Jeff feigned an innocent look. “Just looking after my patient.”
“Are you sure it’s the right thing for Mrs. Gillard? She’s pretty old now.”
“If it was anyone but Helen, I’d agree with you,” Jeff said. “But she’s got more life in her than half the island put together.”
“Now that I agree with. You need to get away to see your lady, though.”
“Eh? Oh yes, Trisha.”
She gave him an odd look. “You know, sometimes I wonder if this woman really exists.”
“You think I’ve made up a girlfriend?”
“Well, have you?” Heather demanded.
“No. No!” he said a little louder when Heather gave him a disbelieving look.
“Have you got a picture of her?”
Jeff did his level best not to panic. “No. Not since I changed my phone.” Good save, Jeff.
“It’s no shame if you haven’t got a girlfriend,” she said quietly.
“I know that.”
Heather got to her feet. “As long as you do.”
Jeff took a deep breath as she walked out of the door. Heather always made him feel like he’d been through a wringer. He adored her to bits, but Lord, the woman was hard work. He looked at the name on top of the first folder. He really didn’t have time to drive over to Cameron’s garage on some fake pretext that Daisy needed a service. He checked, and Cameron’s mobile number was on Helen’s records. Before he could talk himself out of it, he made the phone call, his stomach churning as he waited for Cameron to answer.
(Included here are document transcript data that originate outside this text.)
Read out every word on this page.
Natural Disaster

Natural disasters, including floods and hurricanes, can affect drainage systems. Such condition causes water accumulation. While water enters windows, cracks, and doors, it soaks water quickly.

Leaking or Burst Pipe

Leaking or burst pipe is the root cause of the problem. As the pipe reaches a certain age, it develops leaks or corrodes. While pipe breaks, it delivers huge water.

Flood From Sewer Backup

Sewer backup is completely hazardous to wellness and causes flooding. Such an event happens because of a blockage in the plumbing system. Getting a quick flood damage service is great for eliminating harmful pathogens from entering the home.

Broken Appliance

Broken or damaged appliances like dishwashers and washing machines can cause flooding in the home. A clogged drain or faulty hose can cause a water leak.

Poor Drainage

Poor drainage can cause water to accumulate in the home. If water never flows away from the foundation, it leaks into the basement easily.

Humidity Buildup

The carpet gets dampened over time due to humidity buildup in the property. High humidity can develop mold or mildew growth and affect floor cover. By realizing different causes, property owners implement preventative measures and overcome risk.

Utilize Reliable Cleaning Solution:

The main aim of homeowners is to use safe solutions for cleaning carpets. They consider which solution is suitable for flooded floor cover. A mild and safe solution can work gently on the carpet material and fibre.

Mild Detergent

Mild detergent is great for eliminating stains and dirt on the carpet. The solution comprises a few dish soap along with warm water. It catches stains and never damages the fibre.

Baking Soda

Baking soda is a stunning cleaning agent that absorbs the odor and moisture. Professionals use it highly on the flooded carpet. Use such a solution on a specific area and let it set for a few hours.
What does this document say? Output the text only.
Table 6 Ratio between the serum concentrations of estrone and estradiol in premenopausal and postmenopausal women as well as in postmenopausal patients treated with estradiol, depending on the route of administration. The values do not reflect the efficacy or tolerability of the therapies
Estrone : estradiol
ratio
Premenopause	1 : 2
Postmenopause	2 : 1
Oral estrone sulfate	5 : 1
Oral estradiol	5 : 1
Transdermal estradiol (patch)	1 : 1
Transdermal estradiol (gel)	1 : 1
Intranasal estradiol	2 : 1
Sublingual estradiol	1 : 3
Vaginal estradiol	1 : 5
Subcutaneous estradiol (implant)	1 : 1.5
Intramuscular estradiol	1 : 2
“Hi, Cameron? It’s Dr. Martin from the surgery.”
“Hi. Is everything all right?” Cameron sounded slightly panicked.
“Yes, yes everything’s fine. I wanted to find out if you were coming in with your gran on Monday.”
“Gran doesn’t have an appointment on Monday.”
“By your gran, I mean Maureen. She’s coming to talk about your great-grandmother. I wondered if you were coming with her.”
“No,” Cameron said grimly. “I didn’t know anything about this. Thank you for telling me.”
“I’m sorry if I spoke out of turn.”
“You didn’t. I’m glad you told me. What time is it?”
Jeff checked his list for Monday on the computer. “Nine thirty.”
“I’ll be there,” Cameron said. “Nine thirty. Does Gran know about the appointment?”
“You mean Helen? I don’t know.”
“I’ll find out.”
Jeff winced. He could just imagine Helen’s reaction when she found out about the meddling daughter-in-law.
Cameron spoke again. “I’m sorry, Dr. Martin, I’ve got to go. See you Monday.”
Jeff disconnected the call and nodded to himself. There was a potential fallout from his interference, but he didn’t care. He was a firm believer in every party being involved in medical decisions, including the patient.
And now he really had to get to Manchester, or he wasn’t going to get there at all.